En effet, le christianisme est une religion qui valorise la famille. Dans certaines Églises et cultures, foi et cohésion familiale sont presque synonymes. La parole de Jésus porte très précisément la division là où ça fait mal: entre le père et le fils (transmission du métier et du statut social) ; entre la mère et la fille (transmission des savoirs de la vie et de la survie, de la sagesse familiale et des secrets de femme) ; entre la belle-mère et la belle-fille (transmission de la tradition familiale et sauvegarde de l'identité de la famille du mari, de l'homme, à travers les générations). Tant au niveau théologique qu'éthique, ces paroles posent problème.

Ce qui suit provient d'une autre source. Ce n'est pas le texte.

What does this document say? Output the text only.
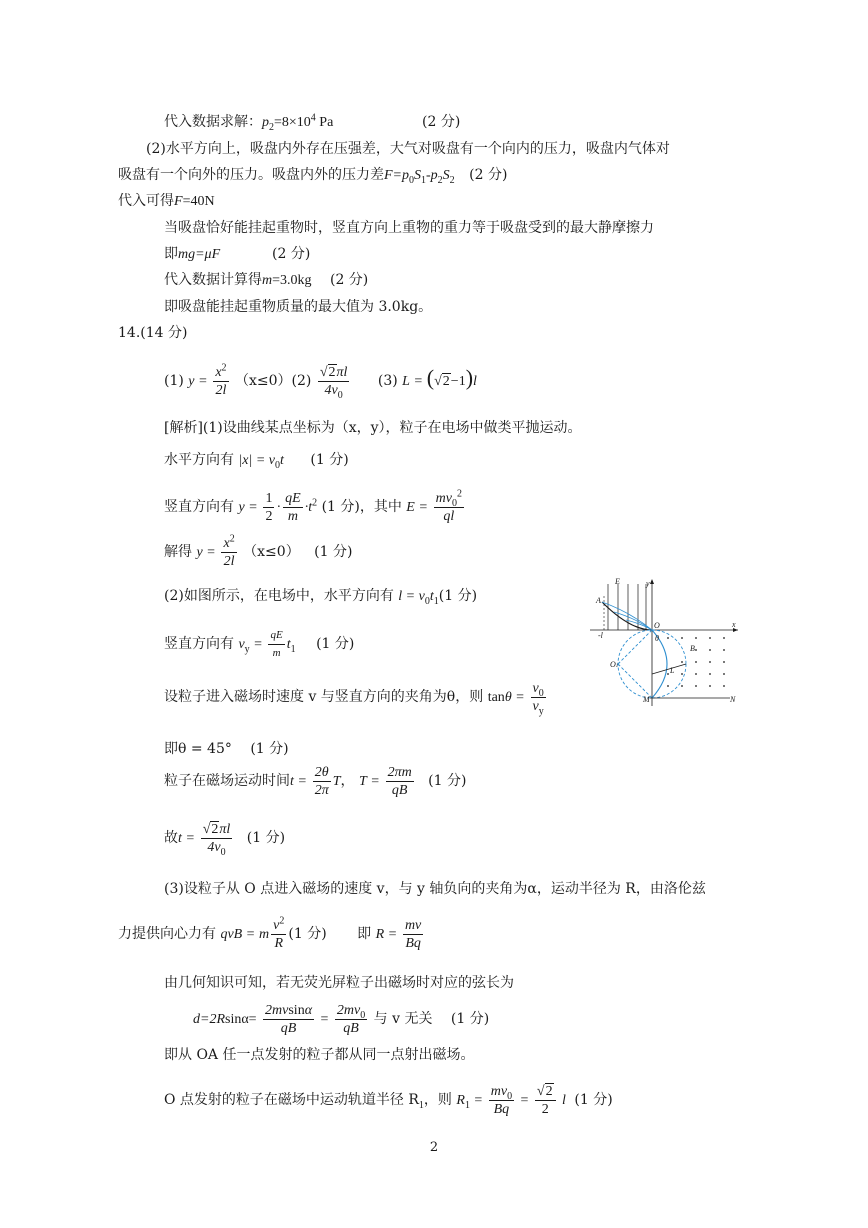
代入数据求解：$p_2=8\times 10^4$ Pa	(2 分)
(2)水平方向上，吸盘内外存在压强差，大气对吸盘有一个向内的压力，吸盘内气体对
吸盘有一个向外的压力。吸盘内外的压力差$F=p_0S_1-p_2S_2$ (2 分)
代入可得F=40N
当吸盘恰好能挂起重物时，竖直方向上重物的重力等于吸盘受到的最大静摩擦力
即mg=μF	(2 分)
代入数据计算得m=3.0kg (2 分)
即吸盘能挂起重物质量的最大值为 3.0kg。
14.(14 分)
(1) $y = \frac{x^2}{2l} (x\le 0)(2) \frac{√2\pi l}{4v_0} (3) L = (√2-1)l$
[解析](1)设曲线某点坐标为（x，y），粒子在电场中做类平抛运动。
水平方向有 $|x| = v_0t$ (1 分)
竖直方向有 $y = \frac{1}{2} \cdot \frac{qE}{m} \cdot t^2$ (1 分)，其中 $E = \frac{mv_0^2}{ql}$
解得 $y = \frac{x^2}{2l} (x\le 0)$ (1 分)
(2)如图所示，在电场中，水平方向有 $l = v_0t_1(1$ 分)
竖直方向有 $v_y = \frac{qE}{m} t_1$ (1 分)
设粒子进入磁场时速度 v 与竖直方向的夹角为θ，则 $\tan\theta = \frac{v_0}{v_y}$
即θ = 45° (1 分)
粒子在磁场运动时间$t = \frac{2\theta}{2\pi}$ T， $T = \frac{2\pi m}{qB} (1$ 分)
故$t = \frac{√2\pi l}{4v_0} (1$ 分)
(3)设粒子从 O 点进入磁场的速度 v，与 y 轴负向的夹角为α，运动半径为 R，由洛伦兹
力提供向心力有 qvB = m $\frac{v^2}{R} (1$ 分) 即 $R = \frac{mv}{Bq}$
由几何知识可知，若无荧光屏粒子出磁场时对应的弦长为
$d=2Rsin\alpha= \frac{2mvsin\alpha}{qB} = \frac{2mv_0}{qB}$ 与 v 无关 (1 分)
即从 OA 任一点发射的粒子都从同一点射出磁场。
O 点发射的粒子在磁场中运动轨道半径 $R_1$，则 $R_1 = \frac{mv_0}{Bq} = \frac{√2}{2}$ l (1 分)
A
E	y
O	x
-l
O1
θ
B
L
M	N
2
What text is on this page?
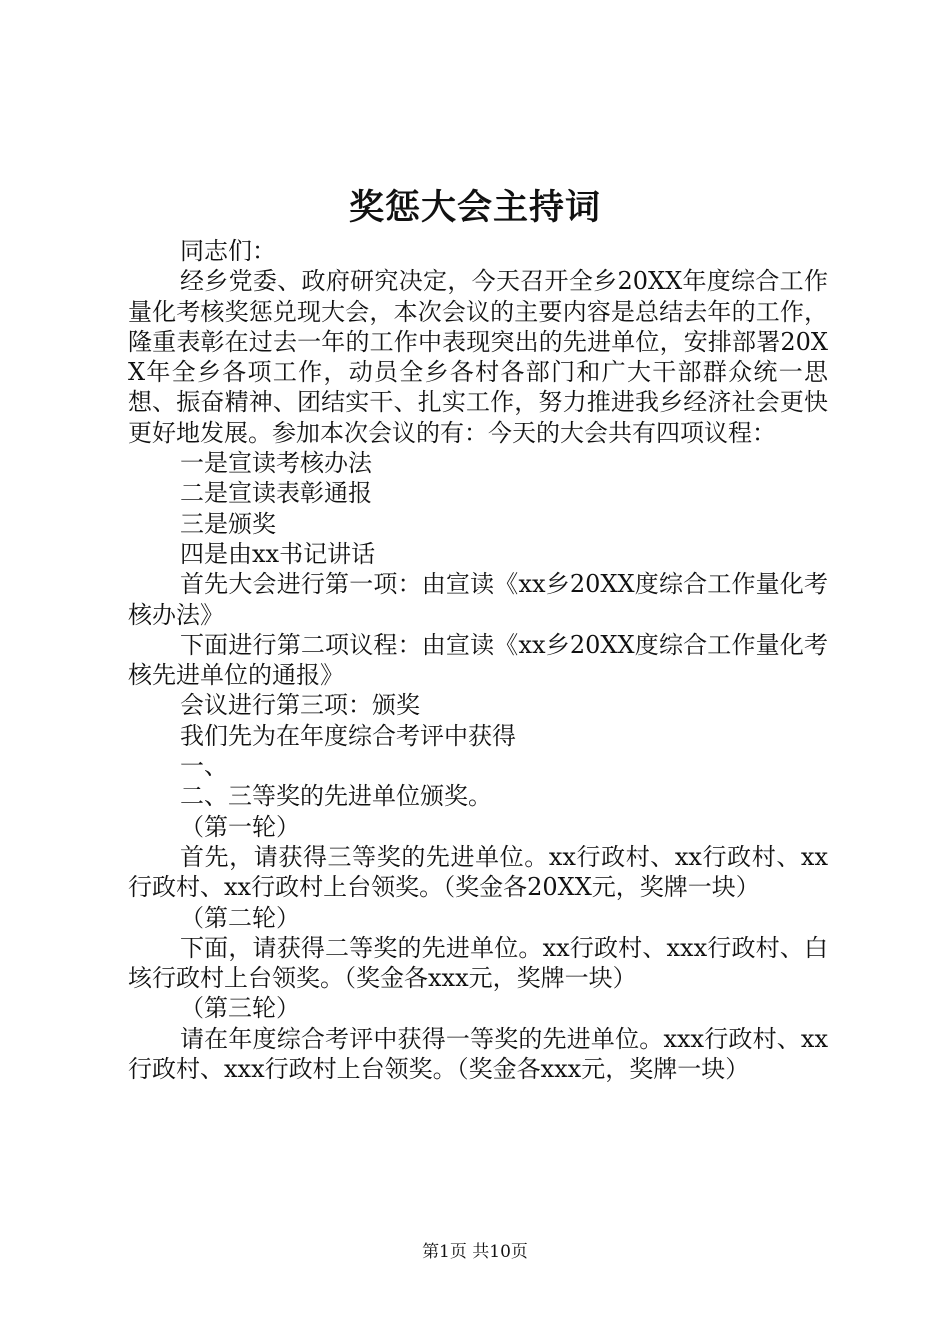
奖惩大会主持词

同志们：

经乡党委、政府研究决定，今天召开全乡20XX年度综合工作量化考核奖惩兑现大会，本次会议的主要内容是总结去年的工作，隆重表彰在过去一年的工作中表现突出的先进单位，安排部署20XX年全乡各项工作，动员全乡各村各部门和广大干部群众统一思想、振奋精神、团结实干、扎实工作，努力推进我乡经济社会更快更好地发展。参加本次会议的有：今天的大会共有四项议程：

一是宣读考核办法

二是宣读表彰通报

三是颁奖

四是由xx书记讲话

首先大会进行第一项：由宣读《xx乡20XX度综合工作量化考核办法》

下面进行第二项议程：由宣读《xx乡20XX度综合工作量化考核先进单位的通报》

会议进行第三项：颁奖

我们先为在年度综合考评中获得

一、

二、三等奖的先进单位颁奖。

（第一轮）

首先，请获得三等奖的先进单位。xx行政村、xx行政村、xx行政村、xx行政村上台领奖。（奖金各20XX元，奖牌一块）

（第二轮）

下面，请获得二等奖的先进单位。xx行政村、xxx行政村、白垓行政村上台领奖。（奖金各xxx元，奖牌一块）

（第三轮）

请在年度综合考评中获得一等奖的先进单位。xxx行政村、xx行政村、xxx行政村上台领奖。（奖金各xxx元，奖牌一块）

第1页 共10页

Et précisément, les relations familiales tiennent une grande place dans l’évangile de Luc si on pense par exemple aux déploiements généalogiques des trois premiers chapitres, ou au rôle de la famille de Jésus dans l'Église primitive. Ces relations sont pourtant durement éprouvées par le choc de l'annonce de l'Évangile. La naissance de Jean-Baptiste voit la rupture de la tradition familiale en ce qui concerne le nom : Il aurait en effet dû être appelé Zacharie , comme son père (Luc 1, 59-63) ; Et le jeune Jésus relativise l'autorité parentale en expliquant à ses parents qui le cherchaient et le retrouvaient dans le temple « qu’ils auraient dû savoir qu’il doit être dans la maison de son père »(Luc 2, 49). Comme dans les autres évangiles, Jésus subordonne l'attachement familial à l'appel à le suivre, mais sur un ton très catégorique :« Celui qui vient à moi doit me préférer à son père, sa mère, sa femme, ses enfants, ses frères, ses sœurs et même à sa propre personne » (Luc 14, 26). Et ( Luc 11, 27) Luc ajoute de sa source propre : « Tandis que Jésus parlait, une femme éleva la voix du milieu de la foule et lui dit : Heureux le ventre qui t'a porté et les seins qui t'ont allaité ! » Mais il répondit : « Heureux plutôt ceux qui entendent la parole de Dieu et qui l'observent ! ».Le choix est clair.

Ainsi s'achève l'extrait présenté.